Formerly known as Gatwick Racecourse station, the current station was opened by British Rail in May 1958, and major works were carried out in the late 1960s and 1980s, and again in 2014. Even with these improvements, the existing design appears to be unable to handle the large volumes of passengers that now pass through the concourse space and platforms, especially at peak times.
The issues are made worse by the large volumes of baggage, and the higher-than-normal level of passenger unfamiliarity with the station and the rail system
Most airports that have rail links often take people to their nearest city and to a terminus station. Gatwick’s reach is also unusually large, largely thanks to the dual links to London Victoria, and to Thameslink passing right through the centre of London. Following the completion of the Thameslink programme, it’s estimated that 15 million people – almost a quarter of UK population – are now within 60 minutes of Gatwick by rail.
Understandably, the old station needs an upgrade to cope. Unfortunately, over the years, the current station has been hemmed in by other buildings and facilities leaving little space to grow.
Ideally, they’d rebuild the whole thing as a large new station to the south with a lot more platforms, where there’s enough space, so that it can cope with the expected demand, and put in space if an expected 2nd runway is built.
Sadly, not only would that be considerably more expensive to build from scratch, in the modern funding model, there’s limited opportunity to do anything where the old station stands.
So it’s another upgrade of the existing buildings.
Planned upgrades will include doubling the size of the station concourse, adding 5 new lifts and 8 escalators to improve passenger flow, and widening platforms to reduce overcrowding. They plan to widen platforms 5,6 & 7, and construct a new station entrance spanning platforms 4-7. New lifts and escalators will be added to platforms 5-7.
Core to the plans is to create two separate entrances and exits for the station to reduce congestion with people passing in opposite directions in the one ticket hall area. The existing concourse will be de-cluttered and become a new entry only concourse space. A new concourse built over the platforms would provide an exit only route from the Station platforms to the South and North Terminals
Early indications had been that the existing ticket hall would be demolished, but as it is being preserved, it’s likely that the UK’s largest British Rail sign — on the roof — will remain intact.

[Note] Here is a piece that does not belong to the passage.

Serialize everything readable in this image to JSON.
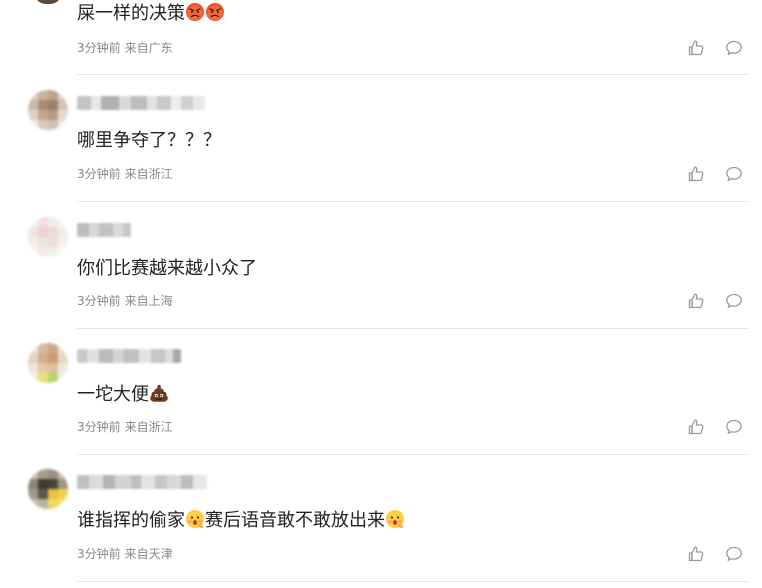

The renovation will be managed by Network Rail, in partnership with DfT. Gatwick Airport and Coast to Capital Local Enterprise Partnership are co-funding the project with £37 million and £10 million respectively.
The £150 million budget is however £30 million higher than originally estimated back in 2014.
The final master plan for the upgrades will be published later in 2019.
The improvement works are due to start in Spring 2020 and will take around two years to complete.